NEW YORK — In the face of widespread evidence of humanity’s dark side, speakers a prayer service Sept. 13 — on the eve of the opening of the 76th session of the United Nations General Assembly — identified unmistakable signs of hope.
Bishop Gregory J. Mansour of the Maronite Diocese of St. Maron of Brooklyn said there is a “great and edifying effort” by the United Nations to counter “totalitarian forms of government that trample the rights of the people they are called to serve.”
He also highlighted the “global work to alleviate human trafficking, assist refugees and people on the move, work on nuclear disarmament, combat climate change and so much more.”
The bishop referred to remarks made at the International Religious Freedom Summit in Washington this summer, which stressed that the right to religious freedom “is not conceded to us by any nation or by governments but is innate by virtue of being human.”
“Our relationship to God defines who we are as persons and must be understood and respected as even more important than our allegiance to any worldly power or government,” he told the congregation gathered at the Church of the Holy Family near U.N. headquarters.
The leader of a Maronite Catholic Diocese in New York said that greater protection of religious freedom is a buttress against attacks on the dignity of the human person by overreaching governments, groups and individuals.
He also urged the assembled ambassadors and diplomats to support Lebanon as an ongoing “inspiring sign of interreligious and political harmony.”
Although he said the ongoing pandemic is a deep concern he said it also serves as an invitation from a loving God to greater solidarity among people and has demonstrated the generosity of international humanitarian aid agencies and some developed nations.
Similarly inspiring, he said, is the growing resolve to use international cooperation to remedy human-caused harm to the Earth.
Mansour said Pope Francis’s recent visit to Iraq, where he met with Shiite and Sunni leaders, holds great promise for the future.
There is increasing respect for the dignity of the human person and his or her inalienable rights in the world today, the bishop said. More people work to honor the truth that human life in “all its stages is a sacred gift.”
“If we do not treat each person as an unrepeatable gift, we risk becoming transactional beings, simply a means to an end for governments or anyone else to use or exploit,” he said.
In a videotaped address, U.N. Secretary-General Antonio Guterres said the last year has brought more death and sadness to the world than the previous year, but also more solidarity and caring. “In these difficult times, people turn to faith. I turn to faith communities because they can transform the world,” he said.
He also said leaders draw strength from the annual prayer service before they meet to address the world’s worst problems.
“The agenda this year is heavy: the pandemic, climate change, war, humanitarian emergencies, human rights abuses, poverty. But we will hear ideas, forge partnerships, listen to young people, show results, protect our planet, and save lives,” Guterres said.
He thanked participants for their prayers, noting: “We need these prayers for the wisdom to find solutions, the energy to act on them and the unity that this gathering represents.”
Abdulla Shahid, foreign affairs minister of the Maldives and the General Assembly’s incoming president, said hope is sorely lacking and desperately needed in the world today. Those who participate in the U.N. have a responsibility to inspire hope through their words and actions and by working hand-in-hand across borders.
Shahid said the new session of the assembly is challenged to “make our world greener, bluer and more resilient” and to support human rights, among other tasks. “The General Assembly cannot afford morally or otherwise to kick the can down the road. We must stand up for the most vulnerable.”
The annual interreligious service has been sponsored since 1987 by the Vatican’s Permanent Observer Mission to the U.N., the Archdiocese of New York and the Church of the Holy Family, the self-described “United Nations Parish.”
Archbishop Gabriele G. Caccia, papal nuncio to the U.N., presided at the service. In addition to diplomats, invitees included U.N. staff members, religious leaders, parishioners and representatives of nongovernmental organizations.
Although pandemic safety considerations limited attendance and required masking, participants were undeterred in joining communal prayers and singing uplifting songs.
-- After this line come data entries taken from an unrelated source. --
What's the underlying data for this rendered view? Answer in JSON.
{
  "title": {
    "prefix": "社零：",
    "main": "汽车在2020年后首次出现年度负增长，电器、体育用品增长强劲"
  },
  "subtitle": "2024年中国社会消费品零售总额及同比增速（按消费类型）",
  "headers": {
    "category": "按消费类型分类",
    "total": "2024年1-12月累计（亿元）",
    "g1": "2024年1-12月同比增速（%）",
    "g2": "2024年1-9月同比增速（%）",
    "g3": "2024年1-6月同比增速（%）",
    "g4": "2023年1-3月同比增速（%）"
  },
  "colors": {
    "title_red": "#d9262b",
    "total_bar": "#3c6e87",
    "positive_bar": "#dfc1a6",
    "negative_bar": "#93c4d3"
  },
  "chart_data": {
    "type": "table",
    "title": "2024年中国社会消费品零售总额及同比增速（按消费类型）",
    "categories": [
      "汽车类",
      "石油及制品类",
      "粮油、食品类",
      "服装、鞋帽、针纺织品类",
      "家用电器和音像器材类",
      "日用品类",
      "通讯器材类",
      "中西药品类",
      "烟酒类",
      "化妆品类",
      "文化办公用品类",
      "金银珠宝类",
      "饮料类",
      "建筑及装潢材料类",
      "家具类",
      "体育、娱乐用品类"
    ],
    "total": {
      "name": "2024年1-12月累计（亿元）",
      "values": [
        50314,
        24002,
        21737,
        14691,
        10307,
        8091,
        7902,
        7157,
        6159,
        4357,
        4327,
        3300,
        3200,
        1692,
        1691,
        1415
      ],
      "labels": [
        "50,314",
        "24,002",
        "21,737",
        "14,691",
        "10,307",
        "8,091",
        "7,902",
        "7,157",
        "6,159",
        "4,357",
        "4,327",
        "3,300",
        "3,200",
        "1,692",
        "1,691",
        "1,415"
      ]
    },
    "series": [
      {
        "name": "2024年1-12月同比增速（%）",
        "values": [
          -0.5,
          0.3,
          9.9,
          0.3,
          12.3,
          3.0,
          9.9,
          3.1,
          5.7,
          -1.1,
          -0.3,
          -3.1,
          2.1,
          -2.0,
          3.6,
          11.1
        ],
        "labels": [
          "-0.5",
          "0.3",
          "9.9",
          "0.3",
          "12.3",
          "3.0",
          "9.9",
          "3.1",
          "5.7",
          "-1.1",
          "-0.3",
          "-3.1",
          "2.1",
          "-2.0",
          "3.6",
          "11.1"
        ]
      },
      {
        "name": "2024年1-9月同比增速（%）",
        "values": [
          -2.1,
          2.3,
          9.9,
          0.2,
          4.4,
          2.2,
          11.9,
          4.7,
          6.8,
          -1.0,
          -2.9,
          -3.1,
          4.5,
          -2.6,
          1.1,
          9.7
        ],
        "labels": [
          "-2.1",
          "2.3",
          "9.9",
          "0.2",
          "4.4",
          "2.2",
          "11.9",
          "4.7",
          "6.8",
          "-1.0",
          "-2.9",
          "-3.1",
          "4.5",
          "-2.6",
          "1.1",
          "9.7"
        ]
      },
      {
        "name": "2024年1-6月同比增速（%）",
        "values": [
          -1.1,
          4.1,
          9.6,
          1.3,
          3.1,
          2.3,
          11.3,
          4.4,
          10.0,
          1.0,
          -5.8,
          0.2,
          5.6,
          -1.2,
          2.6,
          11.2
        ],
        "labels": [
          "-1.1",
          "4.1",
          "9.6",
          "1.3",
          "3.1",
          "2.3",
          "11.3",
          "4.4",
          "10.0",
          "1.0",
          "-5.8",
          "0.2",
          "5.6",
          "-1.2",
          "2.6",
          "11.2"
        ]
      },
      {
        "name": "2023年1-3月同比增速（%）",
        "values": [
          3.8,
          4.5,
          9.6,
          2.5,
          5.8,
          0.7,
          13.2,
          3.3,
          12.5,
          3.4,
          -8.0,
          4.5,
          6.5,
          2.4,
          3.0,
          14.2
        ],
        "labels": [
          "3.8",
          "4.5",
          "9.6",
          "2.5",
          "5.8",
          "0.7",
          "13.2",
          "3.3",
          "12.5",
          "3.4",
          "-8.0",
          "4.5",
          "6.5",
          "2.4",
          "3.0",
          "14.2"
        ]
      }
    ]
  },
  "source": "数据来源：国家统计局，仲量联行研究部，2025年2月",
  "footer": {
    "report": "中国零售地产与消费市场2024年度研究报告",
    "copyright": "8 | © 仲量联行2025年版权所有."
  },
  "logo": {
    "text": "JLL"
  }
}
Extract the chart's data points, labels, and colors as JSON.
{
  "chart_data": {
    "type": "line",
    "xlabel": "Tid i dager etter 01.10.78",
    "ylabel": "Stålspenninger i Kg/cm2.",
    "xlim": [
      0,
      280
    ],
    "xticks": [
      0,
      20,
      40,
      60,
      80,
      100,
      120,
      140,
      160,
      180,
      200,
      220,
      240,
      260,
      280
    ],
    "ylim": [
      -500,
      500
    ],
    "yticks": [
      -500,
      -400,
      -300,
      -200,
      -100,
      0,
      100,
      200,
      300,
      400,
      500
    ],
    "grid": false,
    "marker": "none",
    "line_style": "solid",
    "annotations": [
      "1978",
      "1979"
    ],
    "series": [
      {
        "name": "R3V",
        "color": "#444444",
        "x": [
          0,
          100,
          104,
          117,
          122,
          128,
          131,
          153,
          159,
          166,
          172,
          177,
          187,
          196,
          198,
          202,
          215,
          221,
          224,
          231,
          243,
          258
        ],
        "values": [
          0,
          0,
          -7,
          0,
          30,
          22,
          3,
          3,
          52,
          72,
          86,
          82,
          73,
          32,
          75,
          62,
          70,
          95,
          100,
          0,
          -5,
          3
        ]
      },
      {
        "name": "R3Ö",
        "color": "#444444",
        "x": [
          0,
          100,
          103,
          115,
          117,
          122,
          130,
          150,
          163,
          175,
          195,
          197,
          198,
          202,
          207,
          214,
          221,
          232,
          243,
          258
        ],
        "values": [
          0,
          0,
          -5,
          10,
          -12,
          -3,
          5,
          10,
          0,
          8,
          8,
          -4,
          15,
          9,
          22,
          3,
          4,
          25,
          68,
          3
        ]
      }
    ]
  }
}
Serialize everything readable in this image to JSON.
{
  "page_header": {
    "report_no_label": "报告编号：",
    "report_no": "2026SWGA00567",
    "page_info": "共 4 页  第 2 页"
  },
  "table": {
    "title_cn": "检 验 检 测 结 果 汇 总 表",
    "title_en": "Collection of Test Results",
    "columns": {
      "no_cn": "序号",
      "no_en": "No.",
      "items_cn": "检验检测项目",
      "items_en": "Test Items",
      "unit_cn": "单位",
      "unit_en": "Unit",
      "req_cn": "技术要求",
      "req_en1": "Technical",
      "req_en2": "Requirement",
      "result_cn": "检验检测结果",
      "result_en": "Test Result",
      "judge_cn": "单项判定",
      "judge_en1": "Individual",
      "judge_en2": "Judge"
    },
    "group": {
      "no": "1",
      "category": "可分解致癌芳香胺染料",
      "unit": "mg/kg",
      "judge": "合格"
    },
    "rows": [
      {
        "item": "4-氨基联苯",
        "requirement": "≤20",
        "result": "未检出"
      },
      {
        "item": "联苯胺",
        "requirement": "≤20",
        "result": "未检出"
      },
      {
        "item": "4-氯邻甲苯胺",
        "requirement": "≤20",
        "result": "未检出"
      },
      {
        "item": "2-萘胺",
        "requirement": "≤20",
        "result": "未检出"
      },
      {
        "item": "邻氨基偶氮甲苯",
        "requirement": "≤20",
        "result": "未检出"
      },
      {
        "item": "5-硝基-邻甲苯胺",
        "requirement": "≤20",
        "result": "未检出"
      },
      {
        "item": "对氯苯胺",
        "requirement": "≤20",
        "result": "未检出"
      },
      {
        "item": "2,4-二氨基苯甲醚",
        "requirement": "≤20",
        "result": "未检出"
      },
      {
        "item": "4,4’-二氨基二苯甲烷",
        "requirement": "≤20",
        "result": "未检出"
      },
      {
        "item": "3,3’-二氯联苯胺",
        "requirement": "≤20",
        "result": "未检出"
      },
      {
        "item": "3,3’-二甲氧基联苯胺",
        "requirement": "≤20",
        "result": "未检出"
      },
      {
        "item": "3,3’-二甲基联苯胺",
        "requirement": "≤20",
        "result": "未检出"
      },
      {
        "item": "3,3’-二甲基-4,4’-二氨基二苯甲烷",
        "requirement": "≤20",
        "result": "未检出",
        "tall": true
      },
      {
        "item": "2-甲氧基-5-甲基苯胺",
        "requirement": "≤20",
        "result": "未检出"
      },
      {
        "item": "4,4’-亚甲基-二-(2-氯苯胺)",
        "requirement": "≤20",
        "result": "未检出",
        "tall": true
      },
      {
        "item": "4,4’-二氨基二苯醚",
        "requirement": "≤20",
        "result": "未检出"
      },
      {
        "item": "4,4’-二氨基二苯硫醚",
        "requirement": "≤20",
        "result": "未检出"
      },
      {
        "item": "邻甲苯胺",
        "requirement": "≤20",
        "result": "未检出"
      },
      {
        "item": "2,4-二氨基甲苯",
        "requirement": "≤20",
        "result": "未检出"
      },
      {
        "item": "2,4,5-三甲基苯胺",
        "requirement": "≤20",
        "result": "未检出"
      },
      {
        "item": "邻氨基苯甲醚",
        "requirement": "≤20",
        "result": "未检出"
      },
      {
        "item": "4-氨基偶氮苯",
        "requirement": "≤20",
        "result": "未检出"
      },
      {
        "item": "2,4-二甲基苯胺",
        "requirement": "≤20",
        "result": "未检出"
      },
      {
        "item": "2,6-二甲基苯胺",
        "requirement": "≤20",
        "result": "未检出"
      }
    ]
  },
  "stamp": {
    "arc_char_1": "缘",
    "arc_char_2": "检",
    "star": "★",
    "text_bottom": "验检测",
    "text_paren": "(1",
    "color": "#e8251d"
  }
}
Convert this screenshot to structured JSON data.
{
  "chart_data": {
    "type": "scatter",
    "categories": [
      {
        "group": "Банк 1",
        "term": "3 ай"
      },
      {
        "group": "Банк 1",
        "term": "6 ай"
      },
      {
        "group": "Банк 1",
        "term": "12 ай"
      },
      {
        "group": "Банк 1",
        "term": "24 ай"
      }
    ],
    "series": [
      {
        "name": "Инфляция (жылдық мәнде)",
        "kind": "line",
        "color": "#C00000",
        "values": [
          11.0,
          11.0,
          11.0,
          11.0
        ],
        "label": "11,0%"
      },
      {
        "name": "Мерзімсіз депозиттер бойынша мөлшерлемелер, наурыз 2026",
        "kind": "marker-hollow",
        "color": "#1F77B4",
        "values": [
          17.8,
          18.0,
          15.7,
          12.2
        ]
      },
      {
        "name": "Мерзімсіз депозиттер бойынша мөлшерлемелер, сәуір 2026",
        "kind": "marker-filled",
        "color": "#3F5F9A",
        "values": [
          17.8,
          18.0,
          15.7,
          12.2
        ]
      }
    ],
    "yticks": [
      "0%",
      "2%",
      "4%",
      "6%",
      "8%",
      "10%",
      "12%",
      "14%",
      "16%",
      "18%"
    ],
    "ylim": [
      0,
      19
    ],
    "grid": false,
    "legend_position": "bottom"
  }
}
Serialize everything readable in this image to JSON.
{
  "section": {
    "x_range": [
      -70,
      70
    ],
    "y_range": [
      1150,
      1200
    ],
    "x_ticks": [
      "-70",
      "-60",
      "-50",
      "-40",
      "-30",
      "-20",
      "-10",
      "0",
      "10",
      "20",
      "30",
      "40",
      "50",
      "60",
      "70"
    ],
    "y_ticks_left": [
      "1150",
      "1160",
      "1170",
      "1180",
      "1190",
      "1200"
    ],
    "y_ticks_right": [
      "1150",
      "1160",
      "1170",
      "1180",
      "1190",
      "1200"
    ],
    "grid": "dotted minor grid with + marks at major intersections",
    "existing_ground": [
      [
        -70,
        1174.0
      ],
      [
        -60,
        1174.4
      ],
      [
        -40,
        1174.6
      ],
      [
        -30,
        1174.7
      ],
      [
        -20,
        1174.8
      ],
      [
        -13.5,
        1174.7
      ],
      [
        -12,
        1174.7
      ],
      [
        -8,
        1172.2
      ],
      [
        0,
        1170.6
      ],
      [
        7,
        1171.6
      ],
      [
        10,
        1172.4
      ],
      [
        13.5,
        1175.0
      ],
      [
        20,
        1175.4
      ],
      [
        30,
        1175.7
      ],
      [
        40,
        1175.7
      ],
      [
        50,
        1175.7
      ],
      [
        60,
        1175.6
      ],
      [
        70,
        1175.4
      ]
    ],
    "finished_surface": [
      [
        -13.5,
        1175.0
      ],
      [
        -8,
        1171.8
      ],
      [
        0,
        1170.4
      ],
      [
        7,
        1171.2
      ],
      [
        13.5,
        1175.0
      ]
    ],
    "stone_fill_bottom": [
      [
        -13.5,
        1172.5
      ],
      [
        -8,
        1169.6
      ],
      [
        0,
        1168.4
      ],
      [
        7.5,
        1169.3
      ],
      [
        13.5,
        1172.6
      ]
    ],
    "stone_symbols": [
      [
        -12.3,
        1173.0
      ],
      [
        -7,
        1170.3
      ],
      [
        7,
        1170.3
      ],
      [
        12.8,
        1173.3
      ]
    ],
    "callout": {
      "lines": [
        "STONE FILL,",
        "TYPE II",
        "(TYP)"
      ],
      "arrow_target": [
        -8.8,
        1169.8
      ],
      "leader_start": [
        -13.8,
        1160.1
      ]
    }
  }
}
Prayers were drawn from texts of Pope Francis as well as a Prayer for Racial Healing distributed by the U.S. Conference of Catholic Bishops. Prayers of petition were offered in Chinese, Arabic, Russian, Spanish, English and French. Musicians from the Schola Cantorum of St. Vincent Ferrer Parish in New York performed a cappella preludes, hymns and choral responses.
In his welcoming remarks, Father Gerald E. Murray, Holy Family pastor, recalled that St. Paul VI met with religious leaders at the church after his historic 1965 address to the General Assembly.
“Our annual gathering is an ongoing response to St. Paul VI’s desire that those who work for peace be united in prayer to God for his gift of peace,” he said.